#LeakAlert: Data of 7 million+ BHIM users exposed
Personal and financial data of more than 7 million users of BHIM, a government-backed peer-to-peer UPI payments app, has been leaked publicly. The data was exposed through an unprotected server, which was discovered and reported by researchers at vpnMentor to the Indian authorities. Now, it has been secured, the company said in a blog post. Here are all the details.
When BHIM was launched in 2016, a CSC website (http://cscbhim.in/) was created as part of a campaign to bring as many users and merchants as possible to the app. All the data collected through this campaign, estimated to be 409GB in size, was stored on an Amazon Web Services S3 bucket and left unprotected, open to be accessed/downloaded by anyone knowing where to look.

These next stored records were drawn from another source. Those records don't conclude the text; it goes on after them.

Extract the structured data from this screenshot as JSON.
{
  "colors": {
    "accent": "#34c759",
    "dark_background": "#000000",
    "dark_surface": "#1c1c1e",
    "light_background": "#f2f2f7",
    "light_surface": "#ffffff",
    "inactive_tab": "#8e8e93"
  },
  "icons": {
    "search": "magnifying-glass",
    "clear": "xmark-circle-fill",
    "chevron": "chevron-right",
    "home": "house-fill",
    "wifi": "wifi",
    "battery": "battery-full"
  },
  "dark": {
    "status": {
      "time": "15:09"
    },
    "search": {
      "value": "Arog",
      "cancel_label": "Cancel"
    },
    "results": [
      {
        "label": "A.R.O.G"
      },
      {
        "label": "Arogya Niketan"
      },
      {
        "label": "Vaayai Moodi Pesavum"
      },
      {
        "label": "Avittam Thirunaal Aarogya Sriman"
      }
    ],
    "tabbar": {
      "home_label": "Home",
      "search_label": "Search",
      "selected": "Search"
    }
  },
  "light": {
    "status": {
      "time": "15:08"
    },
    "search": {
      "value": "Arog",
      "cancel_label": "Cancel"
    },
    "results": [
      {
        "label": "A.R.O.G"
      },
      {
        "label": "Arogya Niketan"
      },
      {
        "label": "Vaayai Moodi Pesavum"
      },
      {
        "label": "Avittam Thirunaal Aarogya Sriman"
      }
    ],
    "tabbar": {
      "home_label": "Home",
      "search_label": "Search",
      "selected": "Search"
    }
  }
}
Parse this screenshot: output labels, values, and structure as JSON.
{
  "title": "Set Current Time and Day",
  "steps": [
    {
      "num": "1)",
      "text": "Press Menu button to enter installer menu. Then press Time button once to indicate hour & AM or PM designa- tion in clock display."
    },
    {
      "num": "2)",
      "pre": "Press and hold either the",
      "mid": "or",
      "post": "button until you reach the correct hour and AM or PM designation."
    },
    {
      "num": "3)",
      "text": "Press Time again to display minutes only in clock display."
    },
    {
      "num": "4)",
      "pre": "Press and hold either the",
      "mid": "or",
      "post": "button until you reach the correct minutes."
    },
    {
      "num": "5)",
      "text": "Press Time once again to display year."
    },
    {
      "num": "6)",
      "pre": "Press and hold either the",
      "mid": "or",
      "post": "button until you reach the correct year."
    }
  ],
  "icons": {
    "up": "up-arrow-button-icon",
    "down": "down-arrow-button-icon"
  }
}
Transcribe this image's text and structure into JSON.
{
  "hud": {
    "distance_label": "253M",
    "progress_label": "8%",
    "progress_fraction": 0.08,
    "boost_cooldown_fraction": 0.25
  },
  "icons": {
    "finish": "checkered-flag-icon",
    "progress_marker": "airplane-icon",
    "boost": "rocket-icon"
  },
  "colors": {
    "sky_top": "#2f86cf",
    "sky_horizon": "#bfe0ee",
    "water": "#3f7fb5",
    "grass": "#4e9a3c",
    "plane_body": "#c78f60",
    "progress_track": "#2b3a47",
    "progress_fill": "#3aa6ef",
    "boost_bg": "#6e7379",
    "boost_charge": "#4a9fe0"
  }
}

As spotted by vpnMentor in April, the unprotected bucket had 7.26 million user records, which included Aadhaar cards, caste certificates, address proofs, professional certificates, college degrees, and Permanent account numbers (PANs), and screenshots taken to show successful fund transfers. The information included in these documents could have easily been used by attackers to create a whole profile of individuals and target them with scams.
Initially, the vpnMentor team tried contacting CSC e-Governance Services, the developer of the CSC BHIM website and the owner of the S3 bucket, but did not receive a response. Then, multiple reports were sent to India's Computer Emergency Response Team (CERT-In), following which the unprotected AWS bucket was secured, and the data was no longer being exposed.
The National Payments Corporation of India (NCPI), which developed the BHIM app, says that the exposure does not relate to the app data. "There has been no data compromise at BHIM App. NPCI follows a high level of security and an integrated approach to protect its infrastructure and continue to provide a robust payments ecosystem," it said in a statement quoted by Economic Times.
That being said, it must also be noted that as of now, it is not clear if anyone had accessed the unprotected Amazon bucket before it was plugged or not.